Much worse have been the accusations against the Clintons. The Keiser Report accuses Hillary of “look-back” trading. It can be used as a scheme to transfer money secretly from one person to another and works like this: Two commodity trading accounts are opened. Each day simultaneous buy and sell orders are executed. When the trades are closed, the winning trade is assigned to the account to which money is being transferred. Hillary Clinton made $100,000, starting with $1000, in a commodity trading account over a 10-month period, at a time when her husband’s salary was in the low thirties and they were desperate for money. There has never been an adequate explanation why with such extraordinary commodity trading skills, she stopped trading shortly thereafter. Most amateur commodity traders — almost 80% by some estimates — lose their stake within a few months.
Bill Clinton signed in the Commodity Futures Modernization Act in December 2000 just before leaving office. Steered through by Rubin, Summers, Geithner et al, it, among other relaxations, excluded Credit Default Swaps from regulation. The secret unregulated (a far cry from a regulated open market) trading in these yielded enormous profits until greed overtook common sense. Then the government bailout. Since Bill Clinton left office, he has accumulated over a $100 million, half in speaking fees — paid to a man noted for disputing the meaning of ‘is’ in a deposition. Perhaps it is appropriate to quote the well-known journalist, Christopher Hitchens (no darling of the left himself, yet not a conservative, and one who, like the Clintons, supported the Iraq war) who states in a recent interview in the New Statesman, “Clinton could change his mind on any issue, but couldn’t change the fact that he was a scumbag.”
Then there is the special relationship Hillary and Bill maintain with Haim Saban, the billionaire entertainment mogul who is obsessed with a biblical prospect for Israel. If you have been wondering whatever happened to the relatively neutral Middle East analysis from Brookings. Well, in 2002, the $13 million dollar — largest gift in Brookings history — Saban Center for Middle East Policy happened; in addition, Saban has doled out $5 million to Bill Clinton’s library, untold millions through his group of deep pockets for Hillary’s presidential campaign, $7 million for the Democrats’ National Committee, etc. Like the bankers, his is the voice that does not cry in the wilderness.

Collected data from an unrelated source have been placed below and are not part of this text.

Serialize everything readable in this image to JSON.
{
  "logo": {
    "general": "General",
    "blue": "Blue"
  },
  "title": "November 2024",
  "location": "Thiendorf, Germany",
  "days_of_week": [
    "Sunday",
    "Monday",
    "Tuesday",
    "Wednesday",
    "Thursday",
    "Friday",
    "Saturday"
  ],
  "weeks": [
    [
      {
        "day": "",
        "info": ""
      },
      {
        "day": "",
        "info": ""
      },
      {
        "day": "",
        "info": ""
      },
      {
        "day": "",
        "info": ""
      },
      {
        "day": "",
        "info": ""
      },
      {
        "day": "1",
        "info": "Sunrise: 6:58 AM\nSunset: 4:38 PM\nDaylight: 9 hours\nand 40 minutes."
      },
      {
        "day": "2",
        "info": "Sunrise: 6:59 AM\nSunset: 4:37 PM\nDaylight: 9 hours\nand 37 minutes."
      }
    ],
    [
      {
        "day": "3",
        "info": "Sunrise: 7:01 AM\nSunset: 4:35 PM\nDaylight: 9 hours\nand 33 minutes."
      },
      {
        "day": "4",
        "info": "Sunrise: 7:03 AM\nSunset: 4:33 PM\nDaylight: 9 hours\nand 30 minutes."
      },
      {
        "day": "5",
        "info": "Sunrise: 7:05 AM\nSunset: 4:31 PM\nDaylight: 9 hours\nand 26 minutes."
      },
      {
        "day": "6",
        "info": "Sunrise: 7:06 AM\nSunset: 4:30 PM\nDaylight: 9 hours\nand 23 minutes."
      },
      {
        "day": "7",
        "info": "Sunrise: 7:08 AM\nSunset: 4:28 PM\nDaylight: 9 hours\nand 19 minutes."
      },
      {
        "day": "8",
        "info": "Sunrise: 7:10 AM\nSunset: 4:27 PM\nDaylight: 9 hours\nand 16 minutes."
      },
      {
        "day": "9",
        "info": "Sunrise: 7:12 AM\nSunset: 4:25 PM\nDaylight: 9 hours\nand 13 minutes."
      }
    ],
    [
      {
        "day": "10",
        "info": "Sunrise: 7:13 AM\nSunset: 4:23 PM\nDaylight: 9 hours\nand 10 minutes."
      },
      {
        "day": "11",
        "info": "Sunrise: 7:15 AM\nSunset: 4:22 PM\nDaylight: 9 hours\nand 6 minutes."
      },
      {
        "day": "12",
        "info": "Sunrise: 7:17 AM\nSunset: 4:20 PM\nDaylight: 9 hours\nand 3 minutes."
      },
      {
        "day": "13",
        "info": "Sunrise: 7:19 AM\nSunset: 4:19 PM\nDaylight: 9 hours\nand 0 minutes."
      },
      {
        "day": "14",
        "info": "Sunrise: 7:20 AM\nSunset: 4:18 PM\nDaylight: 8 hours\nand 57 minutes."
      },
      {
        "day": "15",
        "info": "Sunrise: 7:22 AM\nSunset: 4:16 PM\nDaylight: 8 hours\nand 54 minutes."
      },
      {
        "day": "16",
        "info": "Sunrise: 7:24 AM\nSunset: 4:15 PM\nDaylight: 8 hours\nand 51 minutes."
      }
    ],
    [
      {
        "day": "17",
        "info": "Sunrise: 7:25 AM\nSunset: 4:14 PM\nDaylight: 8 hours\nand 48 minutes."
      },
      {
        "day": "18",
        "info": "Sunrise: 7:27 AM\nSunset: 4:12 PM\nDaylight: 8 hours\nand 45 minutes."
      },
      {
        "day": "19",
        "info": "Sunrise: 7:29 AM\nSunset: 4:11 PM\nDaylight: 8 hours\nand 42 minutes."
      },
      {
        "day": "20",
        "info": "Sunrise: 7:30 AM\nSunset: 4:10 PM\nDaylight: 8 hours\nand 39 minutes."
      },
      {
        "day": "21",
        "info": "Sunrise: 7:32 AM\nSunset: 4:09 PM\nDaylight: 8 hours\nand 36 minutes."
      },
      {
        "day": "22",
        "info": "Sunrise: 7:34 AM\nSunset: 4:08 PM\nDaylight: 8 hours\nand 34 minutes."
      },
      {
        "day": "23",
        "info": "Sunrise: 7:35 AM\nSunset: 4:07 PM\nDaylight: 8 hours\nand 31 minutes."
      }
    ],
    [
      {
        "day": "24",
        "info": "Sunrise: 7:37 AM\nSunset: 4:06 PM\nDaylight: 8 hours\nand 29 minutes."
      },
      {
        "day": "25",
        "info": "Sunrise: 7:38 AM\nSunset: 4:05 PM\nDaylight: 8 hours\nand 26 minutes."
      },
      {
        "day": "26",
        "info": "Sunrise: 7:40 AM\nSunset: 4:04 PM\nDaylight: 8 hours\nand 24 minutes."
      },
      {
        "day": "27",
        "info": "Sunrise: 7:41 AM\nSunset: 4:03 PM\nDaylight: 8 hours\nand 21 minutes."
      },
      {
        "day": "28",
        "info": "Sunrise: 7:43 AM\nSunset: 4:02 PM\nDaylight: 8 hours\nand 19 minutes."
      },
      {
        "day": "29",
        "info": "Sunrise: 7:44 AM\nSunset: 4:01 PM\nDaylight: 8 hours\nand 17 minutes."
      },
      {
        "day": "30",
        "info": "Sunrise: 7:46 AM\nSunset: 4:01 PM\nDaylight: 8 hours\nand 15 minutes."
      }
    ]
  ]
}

So, who cares if a family’s home is foreclosed, or one in five are unemployed, or one in four children live in poverty, or the Gulf has vast dead zones, or that now, after the Israeli blockade, the World Health Organization reports almost half of the children in Gaza are anemic and stunted. Sadly, not our government. We have entered a new phase in our democracy, an era where elected officials no longer need to respond to the needs of the general public … just the minority who pay to play.